L’ensemble du reporting tenait compte des seuils en matière d’effectif afin d'éviter toute identification accidentelle sur les sites ou dans les départements de petite taille.


Résultat : L'entreprise a constaté que si le recrutement était relativement équilibré, les femmes étaient significativement sous-représentées parmi les responsables de production et parmi les personnes pressenties pour des postes de direction à venir. Elle s’est appuyée sur ces enseignements pour élaborer un plan d'action JEDI 2 comprenant :

  • Une restitution transparente des résultats ventilés de l’enquête et de sa méthodologie auprès des collaborateurs et collaboratrices.

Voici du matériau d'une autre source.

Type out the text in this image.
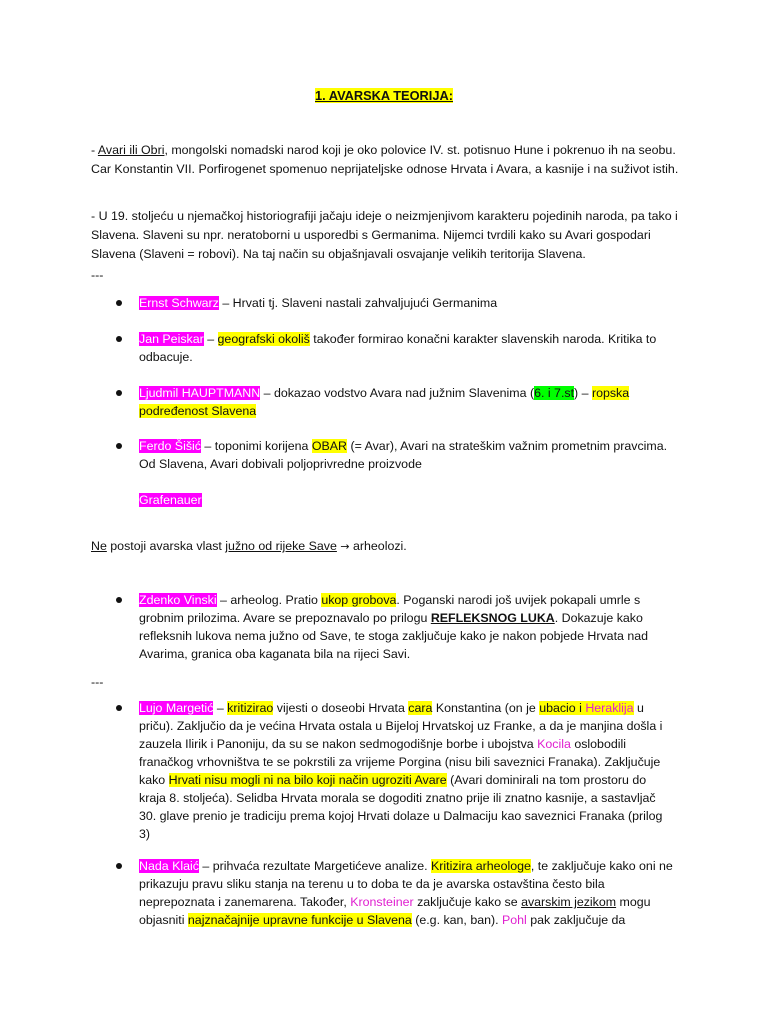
1. AVARSKA TEORIJA:
- Avari ili Obri, mongolski nomadski narod koji je oko polovice IV. st. potisnuo Hune i pokrenuo ih na seobu. Car Konstantin VII. Porfirogenet spomenuo neprijateljske odnose Hrvata i Avara, a kasnije i na suživot istih.
- U 19. stoljeću u njemačkoj historiografiji jačaju ideje o neizmjenjivom karakteru pojedinih naroda, pa tako i Slavena. Slaveni su npr. neratoborni u usporedbi s Germanima. Nijemci tvrdili kako su Avari gospodari Slavena (Slaveni = robovi). Na taj način su objašnjavali osvajanje velikih teritorija Slavena.
---
Ernst Schwarz – Hrvati tj. Slaveni nastali zahvaljujući Germanima
Jan Peiskar – geografski okoliš također formirao konačni karakter slavenskih naroda. Kritika to odbacuje.
Ljudmil HAUPTMANN – dokazao vodstvo Avara nad južnim Slavenima (6. i 7.st) – ropska podređenost Slavena
Ferdo Šišić – toponimi korijena OBAR (= Avar), Avari na strateškim važnim prometnim pravcima. Od Slavena, Avari dobivali poljoprivredne proizvode
Grafenauer
Ne postoji avarska vlast južno od rijeke Save → arheolozi.
Zdenko Vinski – arheolog. Pratio ukop grobova. Poganski narodi još uvijek pokapali umrle s grobnim prilozima. Avare se prepoznavalo po prilogu REFLEKSNOG LUKA. Dokazuje kako refleksnih lukova nema južno od Save, te stoga zaključuje kako je nakon pobjede Hrvata nad Avarima, granica oba kaganata bila na rijeci Savi.
---
Lujo Margetić – kritizirao vijesti o doseobi Hrvata cara Konstantina (on je ubacio i Heraklija u priču). Zaključio da je većina Hrvata ostala u Bijeloj Hrvatskoj uz Franke, a da je manjina došla i zauzela Ilirik i Panoniju, da su se nakon sedmogodišnje borbe i ubojstva Kocila oslobodili franačkog vrhovništva te se pokrstili za vrijeme Porgina (nisu bili saveznici Franaka). Zaključuje kako Hrvati nisu mogli ni na bilo koji način ugroziti Avare (Avari dominirali na tom prostoru do kraja 8. stoljeća). Selidba Hrvata morala se dogoditi znatno prije ili znatno kasnije, a sastavljač 30. glave prenio je tradiciju prema kojoj Hrvati dolaze u Dalmaciju kao saveznici Franaka (prilog 3)
Nada Klaić – prihvaća rezultate Margetićeve analize. Kritizira arheologe, te zaključuje kako oni ne prikazuju pravu sliku stanja na terenu u to doba te da je avarska ostavština često bila neprepoznata i zanemarena. Također, Kronsteiner zaključuje kako se avarskim jezikom mogu objasniti najznačajnije upravne funkcije u Slavena (e.g. kan, ban). Pohl pak zaključuje da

  • La publication d'un plan d'action assorti d'échéances, visant à lever les obstacles à la promotion et à l'évolution professionnelle.

  • Le déploiement d'une formation à la lutte contre les biais à destination des partenaires RH, des managers et des membres des comités de promotion.

L'entreprise s'est engagée à renouveler la campagne d'auto-identification d’année en année afin de suivre ses progrès, conformément à l'importance accordée par les standards à l'amélioration continue sur chaque thématique d'impact.


Note importante : Les informations contenues dans cet article ne font pas partie des standards de B Lab et doivent être utilisées à titre informatif uniquement. Elles ne garantissent pas un résultat d'audit favorable. Toutes les décisions d'audit sont prises de manière indépendante par les organismes vérificateurs tiers indépendants qui travaillent avec B Lab. B Lab décline toute responsabilité quant aux actions, décisions ou omissions de ces prestataires indépendants.